Reiterating his earlier comments that the overall economic conditions are stable, Premier Li said at a cabinet meeting on Wednesday that development of urban slum areas would generate new growth opportunities for the economy.

"But the implementation of Likonomics could point to further downside risks for both economic growth and asset prices," the Barclays economists warned.

The current tight credit conditions could represent good timing for the government to allow private investment into the financial sector, Zhou Dewen, vice president of the China Association of Small and Medium Enterprises, told the Global Times late Wednesday.

But, "we have yet to see any actual progress," Zhou said.

There are a total of 27 banks operating in Wenzhou, but the number is dwarfed by the more than 400,000 enterprises in the local market, said Zhou, who is also director of the Wenzhou Council for the Promotion of Small and Medium-sized Enterprises.

He expressed concern that the current credit squeeze could hurt the private sector.

"The new leadership has fully demonstrated its determination in pushing forward the reform, but now the question is how it can strike a balance between deepening reforms and avoiding systemic risks," Zhou said.

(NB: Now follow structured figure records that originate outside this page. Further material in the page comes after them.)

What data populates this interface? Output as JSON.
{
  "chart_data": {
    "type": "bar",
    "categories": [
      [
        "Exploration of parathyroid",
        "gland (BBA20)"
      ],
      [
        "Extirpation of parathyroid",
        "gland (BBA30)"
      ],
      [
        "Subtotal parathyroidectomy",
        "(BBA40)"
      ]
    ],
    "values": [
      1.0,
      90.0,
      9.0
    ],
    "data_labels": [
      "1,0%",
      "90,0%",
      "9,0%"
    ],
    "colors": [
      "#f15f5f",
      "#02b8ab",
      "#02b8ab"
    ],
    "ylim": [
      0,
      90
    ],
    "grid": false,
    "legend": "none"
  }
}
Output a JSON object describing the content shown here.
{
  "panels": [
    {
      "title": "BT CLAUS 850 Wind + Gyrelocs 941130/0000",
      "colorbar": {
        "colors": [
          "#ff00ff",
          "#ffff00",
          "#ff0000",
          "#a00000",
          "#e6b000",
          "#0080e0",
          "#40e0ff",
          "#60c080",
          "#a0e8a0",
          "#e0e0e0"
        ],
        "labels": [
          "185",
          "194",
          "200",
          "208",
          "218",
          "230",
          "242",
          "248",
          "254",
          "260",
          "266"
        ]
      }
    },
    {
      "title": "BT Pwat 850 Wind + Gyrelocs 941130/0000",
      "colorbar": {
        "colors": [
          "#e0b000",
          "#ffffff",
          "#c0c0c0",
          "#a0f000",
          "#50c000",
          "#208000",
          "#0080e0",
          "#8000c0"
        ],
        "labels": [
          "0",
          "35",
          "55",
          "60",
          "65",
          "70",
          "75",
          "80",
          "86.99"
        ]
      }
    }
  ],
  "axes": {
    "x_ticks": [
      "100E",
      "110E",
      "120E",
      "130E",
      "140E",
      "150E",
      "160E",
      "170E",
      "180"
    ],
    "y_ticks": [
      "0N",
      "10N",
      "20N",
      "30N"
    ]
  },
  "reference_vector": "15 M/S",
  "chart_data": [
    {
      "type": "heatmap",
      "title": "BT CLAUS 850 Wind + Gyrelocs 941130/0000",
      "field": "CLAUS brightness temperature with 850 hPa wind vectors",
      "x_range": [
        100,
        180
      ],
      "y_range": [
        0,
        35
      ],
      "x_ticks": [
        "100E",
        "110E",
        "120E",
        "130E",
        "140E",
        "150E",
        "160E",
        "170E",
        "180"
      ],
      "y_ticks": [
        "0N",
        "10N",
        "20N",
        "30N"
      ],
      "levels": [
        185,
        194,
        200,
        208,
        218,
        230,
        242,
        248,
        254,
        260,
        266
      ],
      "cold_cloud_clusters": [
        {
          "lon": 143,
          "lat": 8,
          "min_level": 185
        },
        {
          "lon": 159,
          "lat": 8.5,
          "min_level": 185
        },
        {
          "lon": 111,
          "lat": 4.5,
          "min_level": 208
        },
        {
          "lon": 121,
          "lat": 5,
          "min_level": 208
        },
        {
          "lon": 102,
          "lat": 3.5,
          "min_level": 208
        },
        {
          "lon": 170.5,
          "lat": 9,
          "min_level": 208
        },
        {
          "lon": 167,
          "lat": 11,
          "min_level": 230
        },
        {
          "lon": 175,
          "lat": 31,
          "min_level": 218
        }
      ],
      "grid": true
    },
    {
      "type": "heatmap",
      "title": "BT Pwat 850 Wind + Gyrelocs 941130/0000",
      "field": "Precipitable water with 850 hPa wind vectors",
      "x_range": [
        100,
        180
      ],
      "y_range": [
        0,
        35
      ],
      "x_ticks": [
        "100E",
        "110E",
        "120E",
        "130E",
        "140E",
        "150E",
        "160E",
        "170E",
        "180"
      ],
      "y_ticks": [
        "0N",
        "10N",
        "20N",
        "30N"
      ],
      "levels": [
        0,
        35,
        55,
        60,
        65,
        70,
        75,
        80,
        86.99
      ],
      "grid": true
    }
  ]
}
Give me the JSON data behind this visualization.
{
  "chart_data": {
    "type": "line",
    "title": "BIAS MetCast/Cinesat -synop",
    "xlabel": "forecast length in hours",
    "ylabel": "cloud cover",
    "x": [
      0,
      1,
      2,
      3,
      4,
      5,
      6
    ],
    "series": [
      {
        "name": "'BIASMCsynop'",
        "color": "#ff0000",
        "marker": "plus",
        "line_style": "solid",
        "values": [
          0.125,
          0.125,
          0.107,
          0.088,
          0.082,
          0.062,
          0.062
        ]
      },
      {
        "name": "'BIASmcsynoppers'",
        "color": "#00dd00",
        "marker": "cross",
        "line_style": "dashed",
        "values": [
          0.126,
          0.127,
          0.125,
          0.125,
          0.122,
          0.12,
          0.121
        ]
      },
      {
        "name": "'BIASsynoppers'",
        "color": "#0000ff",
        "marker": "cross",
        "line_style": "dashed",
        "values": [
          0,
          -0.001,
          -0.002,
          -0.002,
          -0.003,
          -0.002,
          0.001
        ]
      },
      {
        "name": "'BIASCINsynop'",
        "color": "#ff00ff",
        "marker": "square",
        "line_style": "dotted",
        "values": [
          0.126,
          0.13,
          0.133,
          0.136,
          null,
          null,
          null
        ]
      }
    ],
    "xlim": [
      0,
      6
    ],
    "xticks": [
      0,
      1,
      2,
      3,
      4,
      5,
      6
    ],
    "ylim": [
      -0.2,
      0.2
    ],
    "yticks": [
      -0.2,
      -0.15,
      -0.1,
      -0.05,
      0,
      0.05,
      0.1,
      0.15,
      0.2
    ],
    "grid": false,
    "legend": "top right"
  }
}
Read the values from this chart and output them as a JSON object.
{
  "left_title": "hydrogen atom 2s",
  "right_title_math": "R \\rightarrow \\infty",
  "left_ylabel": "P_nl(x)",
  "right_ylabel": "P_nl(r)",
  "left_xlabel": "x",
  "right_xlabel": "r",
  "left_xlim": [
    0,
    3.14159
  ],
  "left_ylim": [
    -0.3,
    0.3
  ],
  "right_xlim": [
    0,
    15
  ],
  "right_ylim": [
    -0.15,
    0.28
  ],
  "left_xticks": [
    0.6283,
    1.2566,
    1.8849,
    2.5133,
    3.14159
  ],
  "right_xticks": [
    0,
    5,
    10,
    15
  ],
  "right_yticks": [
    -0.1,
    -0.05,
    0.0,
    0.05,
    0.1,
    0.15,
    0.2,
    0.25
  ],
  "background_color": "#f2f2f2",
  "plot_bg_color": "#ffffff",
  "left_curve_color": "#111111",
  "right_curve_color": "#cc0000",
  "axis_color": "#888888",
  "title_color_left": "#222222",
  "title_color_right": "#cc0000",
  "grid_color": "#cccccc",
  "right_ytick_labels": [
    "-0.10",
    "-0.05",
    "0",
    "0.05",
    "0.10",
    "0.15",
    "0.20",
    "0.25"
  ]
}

If the cash crunch continues for a long period of time, the property sector will certainly take a hit. Cash-thirsty property developers that cannot find financing will be incapable of continuing land purchases, and the market supply may consequently deteriorate. Home prices will soar as a result.

Ren Zhiqiang, chairman of Hua Yuan Real Estate Group.

The central bank is now facing a dilemma over whether to inject liquidity or not. To stabilize liquidity and control monetary aggregates may exacerbate the cash squeeze problem and threaten economic stability, while an injection of liquidity into the market could impact the credibility of the government, which has stood by a prudent monetary policy stance.

Li Zuojun, a deputy director at the Development Research Center of the State Council.